Any reason for the change from naming in kong migrations up to kong migrations bootstrap

The new migrations provide those 3 commands: bootstrap, up, and finish (along with list and reset). The first two are separate commands because they achieve separate things (bootstrapping the database from scratch, or upgrading an existing database). Separating them makes the process more obvious to users so they can realize if the underlying database is fresh or not, and can hopefully prevent some mistakes.

More info on the new migrations here for now, until we write the documentation for it:

Does 1.0 have backwards compatibility with plugins?

Some level of backwards-compatibility, but not entirely.

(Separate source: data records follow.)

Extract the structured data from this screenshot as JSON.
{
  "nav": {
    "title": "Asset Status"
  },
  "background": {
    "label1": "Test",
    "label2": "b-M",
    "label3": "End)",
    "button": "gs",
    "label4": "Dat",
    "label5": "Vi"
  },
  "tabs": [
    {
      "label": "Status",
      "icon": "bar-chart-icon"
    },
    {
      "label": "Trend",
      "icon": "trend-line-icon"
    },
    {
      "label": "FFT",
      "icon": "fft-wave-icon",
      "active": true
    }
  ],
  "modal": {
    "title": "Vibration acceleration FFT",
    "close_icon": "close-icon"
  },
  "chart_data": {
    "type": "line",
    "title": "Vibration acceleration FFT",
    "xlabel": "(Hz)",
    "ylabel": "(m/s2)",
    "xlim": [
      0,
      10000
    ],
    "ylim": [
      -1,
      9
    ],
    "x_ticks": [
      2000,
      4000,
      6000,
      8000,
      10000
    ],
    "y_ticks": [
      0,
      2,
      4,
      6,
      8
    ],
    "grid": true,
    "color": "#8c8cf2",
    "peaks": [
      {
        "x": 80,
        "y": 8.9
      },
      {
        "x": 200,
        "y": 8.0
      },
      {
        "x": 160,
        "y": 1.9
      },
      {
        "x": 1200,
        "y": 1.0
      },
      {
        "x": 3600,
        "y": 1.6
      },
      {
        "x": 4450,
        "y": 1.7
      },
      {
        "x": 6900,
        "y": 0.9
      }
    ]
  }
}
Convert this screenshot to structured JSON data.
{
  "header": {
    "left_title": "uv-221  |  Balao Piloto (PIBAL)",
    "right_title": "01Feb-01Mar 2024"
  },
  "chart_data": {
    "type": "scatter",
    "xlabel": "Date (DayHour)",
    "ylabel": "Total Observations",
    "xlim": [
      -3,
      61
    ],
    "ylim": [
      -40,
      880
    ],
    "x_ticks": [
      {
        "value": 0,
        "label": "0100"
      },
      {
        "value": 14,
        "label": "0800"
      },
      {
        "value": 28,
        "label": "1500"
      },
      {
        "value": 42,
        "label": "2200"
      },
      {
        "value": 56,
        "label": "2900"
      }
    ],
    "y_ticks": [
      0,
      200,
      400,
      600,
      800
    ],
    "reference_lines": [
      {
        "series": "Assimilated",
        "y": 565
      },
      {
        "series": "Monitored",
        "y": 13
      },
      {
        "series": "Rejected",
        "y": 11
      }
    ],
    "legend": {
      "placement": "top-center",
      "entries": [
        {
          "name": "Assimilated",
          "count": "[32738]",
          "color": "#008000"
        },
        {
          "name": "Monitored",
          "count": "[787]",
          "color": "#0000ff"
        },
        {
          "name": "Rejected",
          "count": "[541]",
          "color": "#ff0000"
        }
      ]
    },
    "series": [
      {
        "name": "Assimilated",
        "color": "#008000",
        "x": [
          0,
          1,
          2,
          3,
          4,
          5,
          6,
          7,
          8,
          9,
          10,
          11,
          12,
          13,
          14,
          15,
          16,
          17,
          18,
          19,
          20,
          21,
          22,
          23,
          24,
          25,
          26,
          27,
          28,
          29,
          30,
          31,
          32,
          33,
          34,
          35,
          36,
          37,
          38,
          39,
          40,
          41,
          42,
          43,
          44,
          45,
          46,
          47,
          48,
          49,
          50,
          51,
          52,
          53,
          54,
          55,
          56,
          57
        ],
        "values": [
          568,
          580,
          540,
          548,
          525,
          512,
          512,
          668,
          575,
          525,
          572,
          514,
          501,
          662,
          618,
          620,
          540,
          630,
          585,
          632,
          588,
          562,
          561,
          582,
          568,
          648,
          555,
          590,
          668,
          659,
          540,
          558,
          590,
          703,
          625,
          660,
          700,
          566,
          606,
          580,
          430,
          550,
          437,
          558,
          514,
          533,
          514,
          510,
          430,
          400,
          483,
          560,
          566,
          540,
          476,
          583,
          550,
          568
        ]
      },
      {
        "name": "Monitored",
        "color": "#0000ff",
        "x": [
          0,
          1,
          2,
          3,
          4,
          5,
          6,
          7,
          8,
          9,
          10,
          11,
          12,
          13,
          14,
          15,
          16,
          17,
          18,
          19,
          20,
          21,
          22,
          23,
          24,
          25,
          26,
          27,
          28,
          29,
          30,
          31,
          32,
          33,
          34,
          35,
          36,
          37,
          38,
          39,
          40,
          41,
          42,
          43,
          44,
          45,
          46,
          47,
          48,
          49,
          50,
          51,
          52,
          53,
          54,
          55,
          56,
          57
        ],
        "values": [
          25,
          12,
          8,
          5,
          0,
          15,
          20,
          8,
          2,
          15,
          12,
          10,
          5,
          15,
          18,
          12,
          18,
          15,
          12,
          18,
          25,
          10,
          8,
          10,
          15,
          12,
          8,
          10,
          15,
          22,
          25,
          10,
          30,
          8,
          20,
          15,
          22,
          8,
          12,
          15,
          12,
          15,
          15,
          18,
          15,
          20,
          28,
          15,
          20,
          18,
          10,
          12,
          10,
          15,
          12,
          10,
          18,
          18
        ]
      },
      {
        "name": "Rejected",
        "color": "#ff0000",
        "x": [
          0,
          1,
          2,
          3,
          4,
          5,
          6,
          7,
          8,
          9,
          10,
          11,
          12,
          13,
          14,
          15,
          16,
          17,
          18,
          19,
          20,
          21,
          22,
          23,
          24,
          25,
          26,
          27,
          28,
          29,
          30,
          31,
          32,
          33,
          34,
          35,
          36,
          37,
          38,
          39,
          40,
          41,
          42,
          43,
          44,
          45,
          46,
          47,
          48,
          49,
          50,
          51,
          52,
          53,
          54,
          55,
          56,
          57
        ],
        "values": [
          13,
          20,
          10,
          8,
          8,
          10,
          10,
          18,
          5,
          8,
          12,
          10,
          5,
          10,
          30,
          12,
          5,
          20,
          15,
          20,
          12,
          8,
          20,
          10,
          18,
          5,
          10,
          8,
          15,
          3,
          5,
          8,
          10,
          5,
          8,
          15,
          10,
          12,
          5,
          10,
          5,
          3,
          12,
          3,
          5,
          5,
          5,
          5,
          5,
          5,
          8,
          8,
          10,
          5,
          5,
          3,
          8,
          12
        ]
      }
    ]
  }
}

Since 1.0 introduces the new DAO for database access, plugins using singletons.dao will need to be updated to use kong.db (although 1.0rc2 still has the old DAO for now). We might be able to provide a translation layer between a plugin’s current schema.lua table and the new schema library of 1.0. Again, for now, 1.0rc2 still has both.
Otherwise, all code written for pre 1.0 does not have to be updated, low-level OpenResty APIs are still available. Plugin authors may update their code to use the PDK for reasons highlighted here (standardization, usability, isolation, forward-compatibility).

2 Likes

Kong 1.0rc2 is now available on Docker Hub!

https://hub.docker.com/_/kong/

:whale:

2 Likes

I just released this release candidate for the Heroku Kong app.